My ex-husband was deployed while I was a surrogate in the spring of 2013. We were on the phone when I realized something was wrong in Afghanistan. I heard the questioning he was trying to muffle. He then told me they were going to go on a com-blackout and he did not know when he would be able to call again. Communication black outs happen if someone has died to prevent social media and word of mouth from reaching the loved ones before military officials can.
He hung up and five minutes later my belly buddy was earthside. The emotional struggle I felt for the next few weeks was hard. I felt the entire circle of life in that hospital room. I knew while I was experiencing a new life being brought into this world, my friends overseas were experiencing hell as they knew it. Less than an hour before Liam was born, Captain James 'Mano' Steel lost his life fighting for our country
The brave men and women of the 77th Fighter Squadron located at Shaw Air Force Base in Sumter, SC arrived home three weeks later. They were three weeks away from landing home when Capt. James 'Mano' Steel lost his life. I watched the jets come in the days before and cried. I wept silently as the large Boeing 777 circled above us before landing with the majority of the men and women.
But one did not come home.
We toured Arlington the day before the funeral.
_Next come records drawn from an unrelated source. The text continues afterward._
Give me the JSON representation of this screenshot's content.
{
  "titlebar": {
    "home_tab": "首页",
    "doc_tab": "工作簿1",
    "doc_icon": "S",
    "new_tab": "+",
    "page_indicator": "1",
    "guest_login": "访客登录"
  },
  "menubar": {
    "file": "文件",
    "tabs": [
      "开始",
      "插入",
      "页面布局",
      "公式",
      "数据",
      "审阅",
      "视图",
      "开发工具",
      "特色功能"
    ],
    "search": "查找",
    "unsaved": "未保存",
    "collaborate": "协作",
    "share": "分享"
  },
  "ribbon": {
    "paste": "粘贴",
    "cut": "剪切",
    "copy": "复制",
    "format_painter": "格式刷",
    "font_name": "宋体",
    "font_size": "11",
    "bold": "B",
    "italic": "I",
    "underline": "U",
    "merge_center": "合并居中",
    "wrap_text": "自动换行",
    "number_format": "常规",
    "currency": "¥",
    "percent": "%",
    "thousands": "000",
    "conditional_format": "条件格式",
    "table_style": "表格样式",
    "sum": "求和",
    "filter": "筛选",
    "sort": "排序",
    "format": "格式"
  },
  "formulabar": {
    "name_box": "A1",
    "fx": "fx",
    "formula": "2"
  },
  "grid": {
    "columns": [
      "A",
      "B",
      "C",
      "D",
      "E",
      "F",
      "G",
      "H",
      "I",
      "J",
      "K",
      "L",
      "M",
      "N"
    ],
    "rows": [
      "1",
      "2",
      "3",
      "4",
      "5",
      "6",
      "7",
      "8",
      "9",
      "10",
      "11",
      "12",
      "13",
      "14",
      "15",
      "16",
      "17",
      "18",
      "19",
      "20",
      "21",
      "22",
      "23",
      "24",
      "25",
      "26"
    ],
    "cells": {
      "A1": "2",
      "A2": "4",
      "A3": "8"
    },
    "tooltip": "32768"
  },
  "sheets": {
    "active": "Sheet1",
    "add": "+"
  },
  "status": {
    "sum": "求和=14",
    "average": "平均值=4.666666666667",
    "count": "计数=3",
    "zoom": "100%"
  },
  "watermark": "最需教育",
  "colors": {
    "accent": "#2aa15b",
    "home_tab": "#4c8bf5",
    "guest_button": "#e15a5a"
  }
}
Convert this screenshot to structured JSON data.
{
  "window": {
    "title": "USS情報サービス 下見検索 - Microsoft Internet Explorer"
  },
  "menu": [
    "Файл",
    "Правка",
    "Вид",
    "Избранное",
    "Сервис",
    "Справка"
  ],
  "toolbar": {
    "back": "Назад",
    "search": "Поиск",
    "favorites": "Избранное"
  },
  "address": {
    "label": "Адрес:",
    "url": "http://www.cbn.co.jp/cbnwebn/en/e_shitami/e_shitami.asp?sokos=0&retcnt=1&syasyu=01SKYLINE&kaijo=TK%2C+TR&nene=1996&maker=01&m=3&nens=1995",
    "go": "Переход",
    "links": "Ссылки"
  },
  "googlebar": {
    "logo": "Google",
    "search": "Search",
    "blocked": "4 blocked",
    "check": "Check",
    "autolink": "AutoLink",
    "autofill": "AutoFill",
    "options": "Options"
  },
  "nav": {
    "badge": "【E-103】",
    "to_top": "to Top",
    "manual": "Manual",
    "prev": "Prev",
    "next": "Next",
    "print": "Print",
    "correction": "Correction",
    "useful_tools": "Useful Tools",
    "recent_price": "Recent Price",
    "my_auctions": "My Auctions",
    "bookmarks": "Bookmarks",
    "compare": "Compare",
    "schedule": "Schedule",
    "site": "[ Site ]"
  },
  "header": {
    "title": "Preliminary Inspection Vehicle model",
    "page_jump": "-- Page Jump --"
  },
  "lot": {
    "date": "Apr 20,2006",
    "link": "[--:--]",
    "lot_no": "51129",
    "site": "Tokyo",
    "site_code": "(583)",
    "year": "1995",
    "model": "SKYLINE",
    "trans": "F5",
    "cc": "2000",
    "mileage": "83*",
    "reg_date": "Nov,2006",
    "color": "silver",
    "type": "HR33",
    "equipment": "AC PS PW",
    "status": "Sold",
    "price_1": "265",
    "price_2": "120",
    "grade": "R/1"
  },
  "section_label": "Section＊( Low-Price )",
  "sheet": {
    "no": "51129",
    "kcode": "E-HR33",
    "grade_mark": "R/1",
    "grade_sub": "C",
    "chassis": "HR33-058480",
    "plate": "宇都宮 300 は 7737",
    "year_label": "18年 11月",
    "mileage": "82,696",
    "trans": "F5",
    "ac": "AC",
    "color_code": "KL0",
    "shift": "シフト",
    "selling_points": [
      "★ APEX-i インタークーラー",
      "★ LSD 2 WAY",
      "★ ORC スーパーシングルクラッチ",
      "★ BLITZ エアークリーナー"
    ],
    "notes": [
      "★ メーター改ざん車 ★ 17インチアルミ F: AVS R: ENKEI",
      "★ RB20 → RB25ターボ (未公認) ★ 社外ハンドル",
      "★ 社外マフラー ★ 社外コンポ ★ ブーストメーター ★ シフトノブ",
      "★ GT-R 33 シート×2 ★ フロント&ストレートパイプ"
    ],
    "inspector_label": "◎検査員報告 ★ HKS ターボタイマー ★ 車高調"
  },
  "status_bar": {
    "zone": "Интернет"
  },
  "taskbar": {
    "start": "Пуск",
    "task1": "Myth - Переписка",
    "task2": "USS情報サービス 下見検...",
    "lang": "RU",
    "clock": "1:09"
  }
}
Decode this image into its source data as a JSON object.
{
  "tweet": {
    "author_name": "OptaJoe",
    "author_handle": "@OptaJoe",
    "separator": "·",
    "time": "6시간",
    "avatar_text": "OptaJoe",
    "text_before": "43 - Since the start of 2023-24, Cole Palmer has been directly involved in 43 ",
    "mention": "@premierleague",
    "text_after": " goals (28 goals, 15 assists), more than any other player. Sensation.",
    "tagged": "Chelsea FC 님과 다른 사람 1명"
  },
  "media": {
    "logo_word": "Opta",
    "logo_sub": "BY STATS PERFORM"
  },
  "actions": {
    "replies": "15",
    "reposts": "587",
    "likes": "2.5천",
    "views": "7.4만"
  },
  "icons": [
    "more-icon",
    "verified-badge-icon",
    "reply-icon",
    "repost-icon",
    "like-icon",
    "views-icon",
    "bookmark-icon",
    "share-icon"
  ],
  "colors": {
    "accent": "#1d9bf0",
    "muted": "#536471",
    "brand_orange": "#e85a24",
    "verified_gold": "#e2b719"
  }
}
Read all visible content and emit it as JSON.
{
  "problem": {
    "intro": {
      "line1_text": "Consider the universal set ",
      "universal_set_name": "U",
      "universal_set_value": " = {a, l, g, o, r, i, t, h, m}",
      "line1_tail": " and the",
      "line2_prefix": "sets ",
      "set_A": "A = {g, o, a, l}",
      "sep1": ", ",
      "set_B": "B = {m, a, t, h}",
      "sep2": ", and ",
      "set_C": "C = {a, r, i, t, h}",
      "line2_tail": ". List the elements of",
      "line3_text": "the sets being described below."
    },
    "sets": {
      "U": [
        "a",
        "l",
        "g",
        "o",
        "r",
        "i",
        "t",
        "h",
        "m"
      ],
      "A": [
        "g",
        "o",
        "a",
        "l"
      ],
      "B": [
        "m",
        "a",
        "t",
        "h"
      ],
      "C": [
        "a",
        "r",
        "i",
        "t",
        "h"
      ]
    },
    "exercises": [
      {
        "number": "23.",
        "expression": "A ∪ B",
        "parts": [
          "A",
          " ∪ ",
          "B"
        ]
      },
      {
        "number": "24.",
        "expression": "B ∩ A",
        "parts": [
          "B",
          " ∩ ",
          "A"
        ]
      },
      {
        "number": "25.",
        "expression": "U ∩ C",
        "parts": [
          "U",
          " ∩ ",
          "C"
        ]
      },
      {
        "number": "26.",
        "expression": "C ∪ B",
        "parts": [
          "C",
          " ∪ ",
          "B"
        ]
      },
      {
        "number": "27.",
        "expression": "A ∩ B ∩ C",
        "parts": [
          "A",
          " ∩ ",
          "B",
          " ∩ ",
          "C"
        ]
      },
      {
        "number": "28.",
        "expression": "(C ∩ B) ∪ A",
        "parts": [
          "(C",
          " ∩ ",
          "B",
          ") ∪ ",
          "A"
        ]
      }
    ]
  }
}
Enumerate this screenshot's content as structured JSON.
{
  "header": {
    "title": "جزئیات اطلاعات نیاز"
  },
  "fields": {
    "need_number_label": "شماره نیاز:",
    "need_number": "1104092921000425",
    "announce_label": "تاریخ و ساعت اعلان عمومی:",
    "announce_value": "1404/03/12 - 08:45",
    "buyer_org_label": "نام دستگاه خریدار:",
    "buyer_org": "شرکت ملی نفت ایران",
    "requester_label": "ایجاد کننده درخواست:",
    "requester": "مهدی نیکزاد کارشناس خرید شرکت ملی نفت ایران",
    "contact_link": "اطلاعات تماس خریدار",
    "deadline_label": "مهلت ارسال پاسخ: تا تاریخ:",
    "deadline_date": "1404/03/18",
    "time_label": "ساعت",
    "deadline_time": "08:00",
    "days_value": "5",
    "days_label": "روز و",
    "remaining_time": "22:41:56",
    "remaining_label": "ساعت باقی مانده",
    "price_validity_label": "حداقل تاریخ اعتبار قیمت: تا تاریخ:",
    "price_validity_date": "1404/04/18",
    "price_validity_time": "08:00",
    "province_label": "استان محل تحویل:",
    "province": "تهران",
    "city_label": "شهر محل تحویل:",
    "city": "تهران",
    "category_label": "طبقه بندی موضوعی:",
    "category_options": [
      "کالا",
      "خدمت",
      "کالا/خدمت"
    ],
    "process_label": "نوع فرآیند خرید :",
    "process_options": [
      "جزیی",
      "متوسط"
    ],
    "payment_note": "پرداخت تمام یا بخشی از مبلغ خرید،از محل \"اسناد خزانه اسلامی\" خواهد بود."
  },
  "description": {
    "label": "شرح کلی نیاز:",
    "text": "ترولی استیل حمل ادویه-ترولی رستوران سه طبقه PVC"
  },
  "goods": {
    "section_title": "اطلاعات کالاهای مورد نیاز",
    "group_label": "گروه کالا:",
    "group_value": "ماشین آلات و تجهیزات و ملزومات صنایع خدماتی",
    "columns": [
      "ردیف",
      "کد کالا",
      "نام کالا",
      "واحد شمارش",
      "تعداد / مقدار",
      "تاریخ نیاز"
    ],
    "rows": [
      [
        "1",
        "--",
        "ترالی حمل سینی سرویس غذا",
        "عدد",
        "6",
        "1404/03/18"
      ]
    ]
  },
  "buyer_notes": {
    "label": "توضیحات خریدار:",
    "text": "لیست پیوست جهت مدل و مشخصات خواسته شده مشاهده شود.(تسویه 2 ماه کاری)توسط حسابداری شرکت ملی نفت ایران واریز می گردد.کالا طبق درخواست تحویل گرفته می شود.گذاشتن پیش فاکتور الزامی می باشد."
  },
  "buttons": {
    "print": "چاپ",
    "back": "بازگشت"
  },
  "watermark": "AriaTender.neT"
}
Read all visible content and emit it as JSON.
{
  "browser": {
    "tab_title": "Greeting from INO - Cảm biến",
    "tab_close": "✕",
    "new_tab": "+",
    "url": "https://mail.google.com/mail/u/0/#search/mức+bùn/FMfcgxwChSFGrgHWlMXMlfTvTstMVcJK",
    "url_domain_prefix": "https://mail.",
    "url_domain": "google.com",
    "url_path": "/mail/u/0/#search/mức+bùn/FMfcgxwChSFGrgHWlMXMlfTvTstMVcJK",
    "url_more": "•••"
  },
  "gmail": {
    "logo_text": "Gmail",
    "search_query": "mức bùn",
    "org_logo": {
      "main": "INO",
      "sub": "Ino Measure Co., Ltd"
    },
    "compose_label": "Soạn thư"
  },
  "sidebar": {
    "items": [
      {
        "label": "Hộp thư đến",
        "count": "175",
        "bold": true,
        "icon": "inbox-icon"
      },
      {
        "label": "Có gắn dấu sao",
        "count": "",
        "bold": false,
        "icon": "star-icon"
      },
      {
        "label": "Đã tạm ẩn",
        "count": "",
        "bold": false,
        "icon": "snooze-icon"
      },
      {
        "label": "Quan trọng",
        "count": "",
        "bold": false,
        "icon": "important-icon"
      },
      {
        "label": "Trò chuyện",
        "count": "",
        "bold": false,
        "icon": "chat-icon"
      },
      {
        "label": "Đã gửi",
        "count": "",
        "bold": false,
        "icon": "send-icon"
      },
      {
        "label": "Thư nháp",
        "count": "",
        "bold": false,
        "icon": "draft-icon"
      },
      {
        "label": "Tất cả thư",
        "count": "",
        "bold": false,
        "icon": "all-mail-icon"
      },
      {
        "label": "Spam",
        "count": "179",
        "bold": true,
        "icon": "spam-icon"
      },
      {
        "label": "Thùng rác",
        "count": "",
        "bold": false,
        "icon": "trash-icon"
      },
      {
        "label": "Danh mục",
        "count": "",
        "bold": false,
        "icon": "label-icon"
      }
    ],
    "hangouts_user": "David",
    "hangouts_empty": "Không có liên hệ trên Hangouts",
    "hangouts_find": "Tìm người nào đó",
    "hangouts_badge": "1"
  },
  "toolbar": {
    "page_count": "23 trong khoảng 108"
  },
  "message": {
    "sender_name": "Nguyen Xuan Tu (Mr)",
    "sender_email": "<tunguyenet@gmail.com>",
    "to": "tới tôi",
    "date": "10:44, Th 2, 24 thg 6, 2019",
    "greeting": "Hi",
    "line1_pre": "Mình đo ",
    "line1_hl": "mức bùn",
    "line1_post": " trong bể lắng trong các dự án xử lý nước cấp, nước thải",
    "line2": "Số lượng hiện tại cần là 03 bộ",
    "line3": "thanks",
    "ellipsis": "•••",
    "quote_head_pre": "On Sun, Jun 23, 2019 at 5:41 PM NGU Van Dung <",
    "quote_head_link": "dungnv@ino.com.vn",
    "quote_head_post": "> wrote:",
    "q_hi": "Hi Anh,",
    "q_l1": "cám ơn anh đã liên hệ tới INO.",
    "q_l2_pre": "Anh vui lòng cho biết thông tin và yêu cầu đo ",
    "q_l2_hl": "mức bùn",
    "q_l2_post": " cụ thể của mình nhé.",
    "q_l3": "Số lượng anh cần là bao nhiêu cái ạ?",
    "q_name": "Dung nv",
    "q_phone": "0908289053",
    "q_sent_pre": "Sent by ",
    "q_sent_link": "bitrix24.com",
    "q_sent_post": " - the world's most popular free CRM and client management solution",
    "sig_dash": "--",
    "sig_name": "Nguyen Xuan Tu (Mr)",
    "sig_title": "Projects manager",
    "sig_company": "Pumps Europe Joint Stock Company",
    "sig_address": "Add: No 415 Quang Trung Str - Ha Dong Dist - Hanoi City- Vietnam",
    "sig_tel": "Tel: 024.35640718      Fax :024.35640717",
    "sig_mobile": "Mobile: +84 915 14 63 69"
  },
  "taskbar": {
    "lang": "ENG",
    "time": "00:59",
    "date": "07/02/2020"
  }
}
A horse drawn casket walked through as 200 or so tourists and students paid no attention. My knees buckled and I gripped on the stroller a little tighter. I looked around at all the tourists not stopping or caring. Do they realize what that casket represented? Do you realize what that man or woman has done for you?
I stood there and cried. In that moment I felt everyone should witness a funeral in Arlington. The magnitude of it all struck me.
The next day, when the flyover happened, my heart sank. Since that day I have never been able to experience a fly over without crying.
The funeral was very humbling. I had met Mano through passing. Visiting the squadron and just hearing stories my ex-husband has said. But the funeral has always effected me. The weight of being in Arlington for a funeral was so heavy. We heard the 21 gun salute twice while we stood on the hillside. There were 17 funerals in all on May 3rd, 2013. After some research it seems that was a slow day in comparison. Seventeen men or women were laid to rest that fought for our country.
In the end, I hope my son will grow up knowing what our service members do for our country. I hope he understands what Mano’s selflessness truly means. One day when he goes on a school trip to Washington and there is a casket going past I hope he stops and prays for their family. These are things I wish for my child. I hope he understands the magnitude of what our American Heroes do for us day in and day out and the ones who sometimes pay the ultimate sacrifice for our freedom.